A new report from Avison Young shows the economic downturn has caused more downtown offices in Calgary to sit empty, but experts believe the shift may not necessarily be a bad thing.
The report has revealed four buildings in the city’s downtown core now sit completely vacant and another five are mostly unfilled, which is unusual for Alberta’s largest city.
While those statistics may seem alarming, Calgary Economic Development said it could actually be a positive way to attract potential tenants.
“When you have contiguous space all together, sometimes it’s easier to sell, particularly to companies that are moving in here and have high growth potential,” said Mary Moran, the CEO of Calgary Economic Development.
The report revealed that smaller companies, with a staff of 50 or less, are moving in and taking over space once dominated by oil and gas giants.

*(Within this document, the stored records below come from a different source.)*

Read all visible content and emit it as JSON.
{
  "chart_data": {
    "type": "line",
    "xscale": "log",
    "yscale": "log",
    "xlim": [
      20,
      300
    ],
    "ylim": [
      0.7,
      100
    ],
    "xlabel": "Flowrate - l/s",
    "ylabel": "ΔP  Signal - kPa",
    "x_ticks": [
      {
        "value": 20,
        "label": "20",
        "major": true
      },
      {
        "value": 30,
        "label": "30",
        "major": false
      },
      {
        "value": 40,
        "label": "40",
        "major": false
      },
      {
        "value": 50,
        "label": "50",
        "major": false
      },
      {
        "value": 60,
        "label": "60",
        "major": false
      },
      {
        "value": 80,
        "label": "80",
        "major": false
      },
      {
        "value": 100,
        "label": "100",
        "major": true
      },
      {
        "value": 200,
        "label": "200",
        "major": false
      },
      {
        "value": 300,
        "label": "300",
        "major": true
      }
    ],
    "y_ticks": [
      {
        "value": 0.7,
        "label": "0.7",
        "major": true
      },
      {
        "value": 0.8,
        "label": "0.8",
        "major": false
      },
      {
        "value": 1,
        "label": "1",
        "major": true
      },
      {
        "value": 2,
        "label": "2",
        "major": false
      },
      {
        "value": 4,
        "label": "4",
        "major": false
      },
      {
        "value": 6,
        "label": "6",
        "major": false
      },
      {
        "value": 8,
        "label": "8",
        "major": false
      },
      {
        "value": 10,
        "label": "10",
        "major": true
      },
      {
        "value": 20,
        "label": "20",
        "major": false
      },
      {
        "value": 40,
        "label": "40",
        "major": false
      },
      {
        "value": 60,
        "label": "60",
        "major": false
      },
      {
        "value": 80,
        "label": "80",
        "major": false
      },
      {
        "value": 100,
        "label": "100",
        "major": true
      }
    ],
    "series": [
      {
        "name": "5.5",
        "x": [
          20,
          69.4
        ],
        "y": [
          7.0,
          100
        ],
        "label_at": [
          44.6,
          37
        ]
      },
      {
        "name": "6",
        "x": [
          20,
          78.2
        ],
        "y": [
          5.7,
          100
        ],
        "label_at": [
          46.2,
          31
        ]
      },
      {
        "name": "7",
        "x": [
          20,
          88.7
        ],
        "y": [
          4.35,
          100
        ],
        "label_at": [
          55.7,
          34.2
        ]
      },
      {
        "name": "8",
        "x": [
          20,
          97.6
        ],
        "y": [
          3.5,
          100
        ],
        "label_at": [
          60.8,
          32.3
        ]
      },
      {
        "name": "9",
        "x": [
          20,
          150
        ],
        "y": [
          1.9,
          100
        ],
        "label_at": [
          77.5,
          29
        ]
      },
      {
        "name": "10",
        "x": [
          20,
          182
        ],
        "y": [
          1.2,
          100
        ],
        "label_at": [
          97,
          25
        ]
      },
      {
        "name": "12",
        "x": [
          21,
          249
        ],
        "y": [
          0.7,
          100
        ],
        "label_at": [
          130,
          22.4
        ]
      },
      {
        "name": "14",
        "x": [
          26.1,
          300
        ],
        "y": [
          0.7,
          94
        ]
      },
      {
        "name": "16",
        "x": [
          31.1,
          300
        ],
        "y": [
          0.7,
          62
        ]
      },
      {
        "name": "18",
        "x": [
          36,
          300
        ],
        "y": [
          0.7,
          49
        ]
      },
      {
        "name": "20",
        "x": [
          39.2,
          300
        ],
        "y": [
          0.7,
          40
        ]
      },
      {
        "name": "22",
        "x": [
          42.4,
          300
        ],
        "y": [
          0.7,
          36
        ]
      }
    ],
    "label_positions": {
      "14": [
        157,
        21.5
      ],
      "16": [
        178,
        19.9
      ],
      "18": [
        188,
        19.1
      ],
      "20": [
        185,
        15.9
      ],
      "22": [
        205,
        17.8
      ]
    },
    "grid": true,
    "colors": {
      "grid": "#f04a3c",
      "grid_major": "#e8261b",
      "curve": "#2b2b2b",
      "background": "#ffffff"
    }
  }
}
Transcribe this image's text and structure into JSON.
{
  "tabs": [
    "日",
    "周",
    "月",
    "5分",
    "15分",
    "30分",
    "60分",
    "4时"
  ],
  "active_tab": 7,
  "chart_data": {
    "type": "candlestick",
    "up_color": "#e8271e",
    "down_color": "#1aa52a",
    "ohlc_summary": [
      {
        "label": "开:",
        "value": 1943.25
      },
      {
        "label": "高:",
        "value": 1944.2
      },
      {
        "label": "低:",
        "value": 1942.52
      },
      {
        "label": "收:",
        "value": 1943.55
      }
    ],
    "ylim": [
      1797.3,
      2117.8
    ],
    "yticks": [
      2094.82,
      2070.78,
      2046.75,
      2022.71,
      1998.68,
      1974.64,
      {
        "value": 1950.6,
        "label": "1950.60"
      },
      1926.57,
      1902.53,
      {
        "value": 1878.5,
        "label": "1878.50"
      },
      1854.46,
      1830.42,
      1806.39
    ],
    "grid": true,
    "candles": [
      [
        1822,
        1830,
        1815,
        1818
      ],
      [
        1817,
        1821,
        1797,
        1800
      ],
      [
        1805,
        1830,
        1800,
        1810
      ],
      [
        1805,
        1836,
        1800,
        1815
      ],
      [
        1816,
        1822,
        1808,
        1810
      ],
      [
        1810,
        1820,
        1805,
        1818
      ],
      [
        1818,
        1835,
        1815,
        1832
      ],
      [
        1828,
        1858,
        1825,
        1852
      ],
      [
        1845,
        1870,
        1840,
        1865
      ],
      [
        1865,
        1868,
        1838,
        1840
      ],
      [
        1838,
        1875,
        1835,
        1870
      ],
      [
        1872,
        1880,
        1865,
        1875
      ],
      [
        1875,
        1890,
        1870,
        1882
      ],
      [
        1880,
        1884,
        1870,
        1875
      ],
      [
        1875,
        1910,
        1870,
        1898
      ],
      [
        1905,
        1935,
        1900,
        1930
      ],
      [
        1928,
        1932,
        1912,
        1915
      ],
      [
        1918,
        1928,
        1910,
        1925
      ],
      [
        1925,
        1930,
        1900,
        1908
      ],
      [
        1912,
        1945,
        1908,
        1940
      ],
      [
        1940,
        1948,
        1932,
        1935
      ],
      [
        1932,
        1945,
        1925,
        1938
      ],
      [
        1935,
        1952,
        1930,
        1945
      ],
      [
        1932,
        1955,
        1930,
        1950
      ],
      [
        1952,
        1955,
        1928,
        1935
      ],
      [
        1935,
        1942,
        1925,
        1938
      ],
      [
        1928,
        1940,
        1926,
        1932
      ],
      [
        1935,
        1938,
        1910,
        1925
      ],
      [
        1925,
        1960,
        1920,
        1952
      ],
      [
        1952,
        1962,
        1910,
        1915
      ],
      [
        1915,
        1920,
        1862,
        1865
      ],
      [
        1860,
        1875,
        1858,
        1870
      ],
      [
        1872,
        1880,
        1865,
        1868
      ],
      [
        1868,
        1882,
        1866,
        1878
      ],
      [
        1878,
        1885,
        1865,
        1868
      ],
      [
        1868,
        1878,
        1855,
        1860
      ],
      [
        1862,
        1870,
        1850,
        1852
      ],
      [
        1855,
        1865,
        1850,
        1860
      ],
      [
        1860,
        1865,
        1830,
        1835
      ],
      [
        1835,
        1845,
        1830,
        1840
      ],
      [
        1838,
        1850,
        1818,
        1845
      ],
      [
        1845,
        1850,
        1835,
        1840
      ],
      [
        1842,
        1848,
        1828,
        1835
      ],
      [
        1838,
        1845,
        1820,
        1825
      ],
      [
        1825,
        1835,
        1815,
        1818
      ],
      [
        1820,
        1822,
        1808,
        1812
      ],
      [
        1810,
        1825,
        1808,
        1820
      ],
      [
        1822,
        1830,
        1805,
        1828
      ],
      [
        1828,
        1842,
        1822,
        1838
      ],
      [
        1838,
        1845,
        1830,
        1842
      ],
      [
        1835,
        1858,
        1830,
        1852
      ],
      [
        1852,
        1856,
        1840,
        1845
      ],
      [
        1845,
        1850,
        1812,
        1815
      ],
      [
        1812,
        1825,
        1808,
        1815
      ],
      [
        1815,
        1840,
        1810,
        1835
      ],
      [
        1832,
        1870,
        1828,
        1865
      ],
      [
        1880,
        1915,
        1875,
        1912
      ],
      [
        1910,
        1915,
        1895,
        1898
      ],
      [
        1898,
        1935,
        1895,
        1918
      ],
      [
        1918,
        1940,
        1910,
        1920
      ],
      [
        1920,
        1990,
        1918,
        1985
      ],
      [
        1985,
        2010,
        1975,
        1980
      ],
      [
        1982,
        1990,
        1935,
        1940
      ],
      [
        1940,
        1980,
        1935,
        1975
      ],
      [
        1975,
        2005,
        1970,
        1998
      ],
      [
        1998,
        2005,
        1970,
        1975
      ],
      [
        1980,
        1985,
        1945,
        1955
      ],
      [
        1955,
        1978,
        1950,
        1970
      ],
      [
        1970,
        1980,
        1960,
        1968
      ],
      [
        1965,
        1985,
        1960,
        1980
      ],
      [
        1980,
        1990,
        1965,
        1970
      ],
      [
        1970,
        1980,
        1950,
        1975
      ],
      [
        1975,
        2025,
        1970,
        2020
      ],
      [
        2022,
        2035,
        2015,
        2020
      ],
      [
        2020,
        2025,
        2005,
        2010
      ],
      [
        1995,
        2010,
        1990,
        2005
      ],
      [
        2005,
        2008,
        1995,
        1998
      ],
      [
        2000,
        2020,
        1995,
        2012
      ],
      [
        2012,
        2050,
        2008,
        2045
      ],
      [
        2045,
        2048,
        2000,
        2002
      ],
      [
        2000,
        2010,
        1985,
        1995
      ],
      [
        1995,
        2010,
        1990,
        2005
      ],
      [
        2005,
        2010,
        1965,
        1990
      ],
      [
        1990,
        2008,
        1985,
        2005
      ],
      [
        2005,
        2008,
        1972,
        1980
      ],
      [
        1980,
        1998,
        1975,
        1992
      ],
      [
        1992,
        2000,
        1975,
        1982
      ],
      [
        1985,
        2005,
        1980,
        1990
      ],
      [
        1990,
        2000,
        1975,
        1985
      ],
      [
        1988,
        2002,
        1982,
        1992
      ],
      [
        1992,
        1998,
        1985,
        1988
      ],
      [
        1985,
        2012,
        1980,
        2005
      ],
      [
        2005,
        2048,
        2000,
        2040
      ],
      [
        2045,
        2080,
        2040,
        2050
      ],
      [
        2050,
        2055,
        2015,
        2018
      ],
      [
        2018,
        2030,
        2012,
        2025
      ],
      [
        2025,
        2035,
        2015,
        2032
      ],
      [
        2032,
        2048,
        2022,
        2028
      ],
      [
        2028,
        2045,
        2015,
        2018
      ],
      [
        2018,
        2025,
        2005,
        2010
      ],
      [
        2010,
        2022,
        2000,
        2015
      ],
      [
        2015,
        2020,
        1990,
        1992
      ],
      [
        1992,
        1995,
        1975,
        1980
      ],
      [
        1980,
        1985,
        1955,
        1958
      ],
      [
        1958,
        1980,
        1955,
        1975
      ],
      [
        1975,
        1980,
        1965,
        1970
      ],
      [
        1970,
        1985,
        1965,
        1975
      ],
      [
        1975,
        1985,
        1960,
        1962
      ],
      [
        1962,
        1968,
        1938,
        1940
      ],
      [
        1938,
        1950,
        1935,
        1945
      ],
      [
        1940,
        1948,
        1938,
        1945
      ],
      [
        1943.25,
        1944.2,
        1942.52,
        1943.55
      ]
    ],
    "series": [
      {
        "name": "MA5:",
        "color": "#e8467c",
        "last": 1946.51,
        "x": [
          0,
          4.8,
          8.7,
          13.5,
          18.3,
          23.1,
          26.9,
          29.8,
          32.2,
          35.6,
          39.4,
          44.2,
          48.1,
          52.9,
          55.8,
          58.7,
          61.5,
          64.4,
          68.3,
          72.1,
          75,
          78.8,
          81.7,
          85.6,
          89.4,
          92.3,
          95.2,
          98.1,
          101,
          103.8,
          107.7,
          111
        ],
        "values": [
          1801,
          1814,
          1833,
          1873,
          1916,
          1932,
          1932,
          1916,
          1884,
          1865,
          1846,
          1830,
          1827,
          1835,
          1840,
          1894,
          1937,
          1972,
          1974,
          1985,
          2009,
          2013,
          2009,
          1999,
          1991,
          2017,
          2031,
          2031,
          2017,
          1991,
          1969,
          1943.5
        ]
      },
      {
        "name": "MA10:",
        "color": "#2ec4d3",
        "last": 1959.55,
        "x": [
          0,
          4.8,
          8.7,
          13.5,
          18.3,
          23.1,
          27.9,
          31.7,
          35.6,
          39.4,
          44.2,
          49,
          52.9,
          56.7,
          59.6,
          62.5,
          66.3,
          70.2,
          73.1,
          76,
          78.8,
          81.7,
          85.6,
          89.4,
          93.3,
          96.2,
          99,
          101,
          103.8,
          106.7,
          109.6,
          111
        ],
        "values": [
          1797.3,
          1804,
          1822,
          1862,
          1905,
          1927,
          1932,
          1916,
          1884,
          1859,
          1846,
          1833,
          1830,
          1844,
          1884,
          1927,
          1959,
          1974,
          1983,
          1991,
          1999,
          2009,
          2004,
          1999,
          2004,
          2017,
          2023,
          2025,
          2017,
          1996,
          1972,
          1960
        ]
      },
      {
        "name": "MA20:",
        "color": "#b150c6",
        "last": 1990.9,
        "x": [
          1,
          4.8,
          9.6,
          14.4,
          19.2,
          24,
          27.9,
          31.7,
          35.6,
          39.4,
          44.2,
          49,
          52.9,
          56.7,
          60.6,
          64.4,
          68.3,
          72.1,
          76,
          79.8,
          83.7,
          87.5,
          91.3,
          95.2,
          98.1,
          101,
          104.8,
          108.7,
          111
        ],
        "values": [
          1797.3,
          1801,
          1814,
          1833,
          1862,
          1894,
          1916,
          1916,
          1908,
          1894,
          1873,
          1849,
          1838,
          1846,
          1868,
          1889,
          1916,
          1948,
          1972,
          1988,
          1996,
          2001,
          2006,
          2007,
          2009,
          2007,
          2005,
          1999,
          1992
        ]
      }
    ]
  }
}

The shift means that offices are getting innovative by creating smaller spaces and moving away from multiple floors occupied by one company.
The tech sector has recently shown interest in moving into Calgary’s downtown which would help diversify and make business more dynamic in the city.
Calgary Economic Development said while this is good news, the city has an excessive amount of office space compared to other cities with a similar population base.
“In fact, if you put it on a per capita basis, we should have a population of about four-million people to support the amount of office space that we have,” explained Moran.
She added that this is just the beginning, given that Calgary is seeing big companies like Suncor announce layoffs and that this issue isn’t going away any time soon.
Calgary’s downtown office vacancy rate has jumped to 25.7 per cent, with the entire city sitting at a vacancy rate of 23.5 per cent.
Aside from downtown, most vacant office space is in the Beltline, which has two of its 109 office buildings completely empty while four are more than three-quarters empty.
The report said with Calgary’s unemployment rate being the highest in Canada and construction at a low point, the rest of the industrial market will need to continue weathering this storm.